Here's the DEBUG log:
2022-08-07 14:10:52.670635 INFO hello_world: Hello world!
2022-08-07 14:10:52.672749 DEBUG hello_world: Registering run_in in 1 seconds for hello_world
2022-08-07 14:10:54.007146 DEBUG hello_world: get state: None, {} from hello_world
2022-08-07 14:10:54.018797 INFO hello_world: Callback fired!
Why does it say get state: None, {} from hello_world
, and why even so sometimes the constraint works?

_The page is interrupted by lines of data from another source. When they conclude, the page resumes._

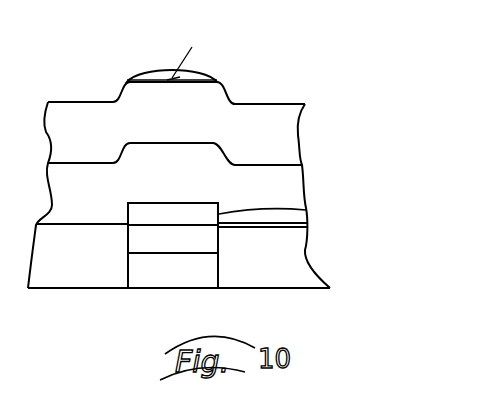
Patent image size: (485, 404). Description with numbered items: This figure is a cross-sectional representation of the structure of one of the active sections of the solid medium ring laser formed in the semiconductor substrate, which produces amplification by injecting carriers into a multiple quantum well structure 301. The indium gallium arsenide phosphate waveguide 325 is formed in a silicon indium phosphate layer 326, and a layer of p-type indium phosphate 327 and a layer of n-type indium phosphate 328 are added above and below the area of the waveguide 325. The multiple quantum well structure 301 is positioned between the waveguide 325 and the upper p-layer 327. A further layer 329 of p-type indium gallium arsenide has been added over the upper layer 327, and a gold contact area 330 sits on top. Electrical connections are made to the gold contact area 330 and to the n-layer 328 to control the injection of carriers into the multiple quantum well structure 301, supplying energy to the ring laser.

The multiple quantum well structure 301 is at (307, 208).
The indium gallium arsenide phosphate waveguide 325 is at (220, 227).
The silicon indium phosphate layer 326 is at (308, 258).
The p-type indium phosphate layer 327 is at (303, 195).
The n-type indium phosphate layer 328 is at (218, 278).
The p-type indium gallium arsenide layer 329 is at (298, 138).
The gold contact area 330 is at (217, 80).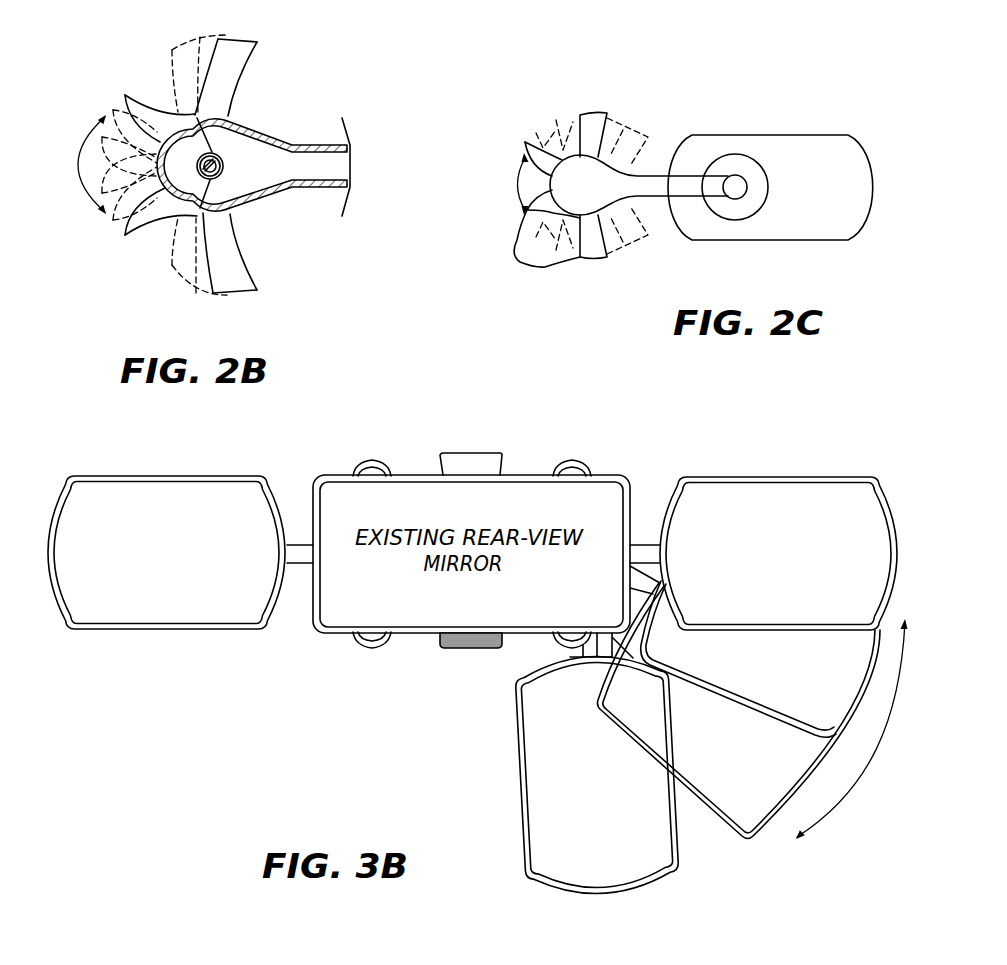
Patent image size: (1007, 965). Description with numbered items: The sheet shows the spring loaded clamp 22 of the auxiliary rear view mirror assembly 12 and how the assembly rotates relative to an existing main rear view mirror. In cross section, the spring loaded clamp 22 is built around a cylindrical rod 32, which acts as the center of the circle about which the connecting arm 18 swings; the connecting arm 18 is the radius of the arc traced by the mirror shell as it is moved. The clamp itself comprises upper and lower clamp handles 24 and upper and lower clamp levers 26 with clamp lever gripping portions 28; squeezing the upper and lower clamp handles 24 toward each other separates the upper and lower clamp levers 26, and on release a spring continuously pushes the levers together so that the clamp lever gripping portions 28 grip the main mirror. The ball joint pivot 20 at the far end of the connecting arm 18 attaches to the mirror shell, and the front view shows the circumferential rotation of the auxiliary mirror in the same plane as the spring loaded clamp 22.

In FIG. 3B, the auxiliary rear view mirror assembly 12 is at (740, 508).
In FIG. 2B, the connecting arm 18 is at (307, 130).
In FIG. 2C, the connecting arm 18 is at (655, 165).
In FIG. 3B, the connecting arm 18 is at (643, 530).
In FIG. 2C, the ball joint pivot 20 is at (747, 154).
In FIG. 2B, the spring loaded clamp 22 is at (151, 76).
In FIG. 2C, the spring loaded clamp 22 is at (543, 110).
In FIG. 2C, the upper and lower clamp handles 24 is at (515, 260).
In FIG. 2C, the upper and lower clamp levers 26 is at (598, 104).
In FIG. 2B, the clamp lever gripping portions 28 is at (277, 220).
In FIG. 3B, the clamp lever gripping portions 28 is at (570, 460).
In FIG. 2B, the cylindrical rod 32 is at (221, 158).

Pretty certain this is happening because of the None value being returned from get_state()
which indicates, at the time your code is running, AD doesn't have the input_boolean.hello_world entity stored in memory. If you want more flexibility with constraints, you can write a custom constraint into your code or add if/else statement within your callback.
Pretty certain this is happening because of the None value being returned from
get_state()
which indicates, at the time your code is running, AD doesn't have the input_boolean.hello_world entity stored in memory. If you want more flexibility with constraints, you can write a custom constraint into your code or add if/else statement within your callback.
Thanks for replying. I'm using it exactly the way mentioned in the documentaion here, if I understand it correcly. So maybe this is a bug?
Yeah I'm not suggesting your usage of the constraint is incorrect and it's also probably not a bug, depending on how you look at it. I believe the constraint implicitly runs if get_state()
returns None, which is where the real problem is. Just out of curiosity, try changing the run_in()
within initialize()
to self.run_every(self.run_in_c, self.get_now(), 5)
with the input_boolean turned on. Let it settle for a few cycles then try toggling it on/off to test. You can adjust the interval as needed. I suspect that after a few seconds, the input_boolean constraint will work right every single time.